Encouraged by shot legs: Intel intercept exposes bare abuse in Russian army
Ukraine's Defense Intelligence intercepts another conversation in Russian troops (photo: Getty Images)
Russian commanders use pressure, humiliation, and threats of physical violence against their subordinates, the Defense Intelligence of Ukraine reports.
Read also: Russian forces’ Starlink alternative fails: Intel exposes front-line coordination problems
According to intercepted communications, occupying commanders ignore situations where their troops are left in the field without communications, water, or supplies.
Instead of investigating the causes, they use Russian "traditional" army methods to "solve" such problems.
In particular, the intercept shows the inhumane treatment of soldiers by their command.
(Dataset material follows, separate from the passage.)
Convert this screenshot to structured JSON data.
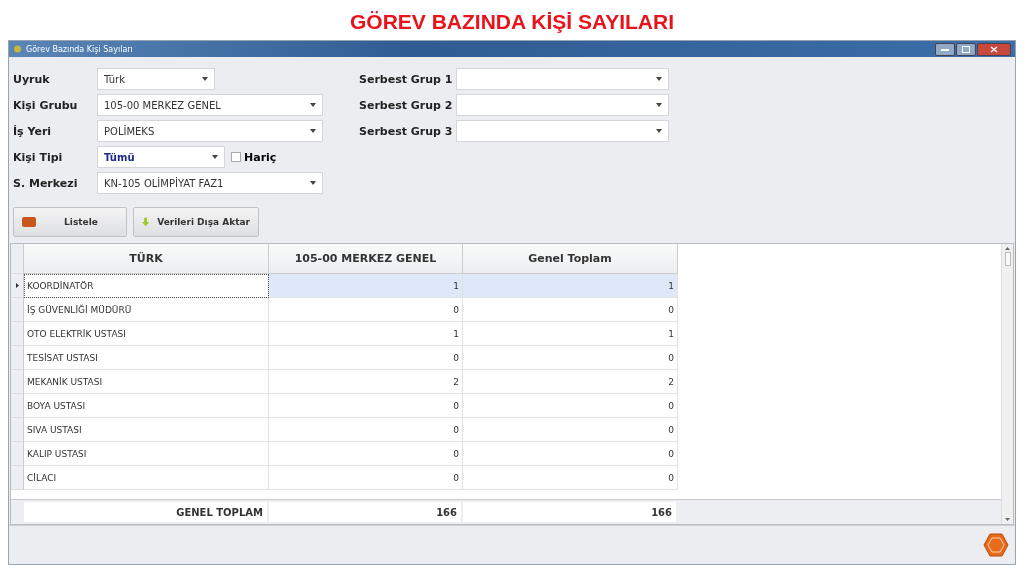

Threats of physical violence are used to control subordinates, and commanders even suggest shooting them in the legs.
Other intercepts by Defense Intelligence
Recently, Ukrainian military intelligence released a new intercept of conversations among Russian forces, indicating low morale and psychological strain within enemy units, including coercion of soldiers to take part in assault operations.
In addition, Russians were reportedly receiving orders to kill civilians in the Donetsk region, as confirmed by Defense Intelligence's radio intercepts.
Ukraine's Intelligence had also published an intercepted conversation documenting preparations by occupying forces to clear a building with civilians inside near the settlement of Zelenyi Hai in the Donetsk region. In the recording, a Russian commander gives subordinates a clear order to leave no one alive.
Particularly, the intelligence released another intercept in which Russia's troops said they had been ordered to kill civilians near Pokrovsk. According to the recording, this is what they did during the battles for the city, killing all civilians they found in it.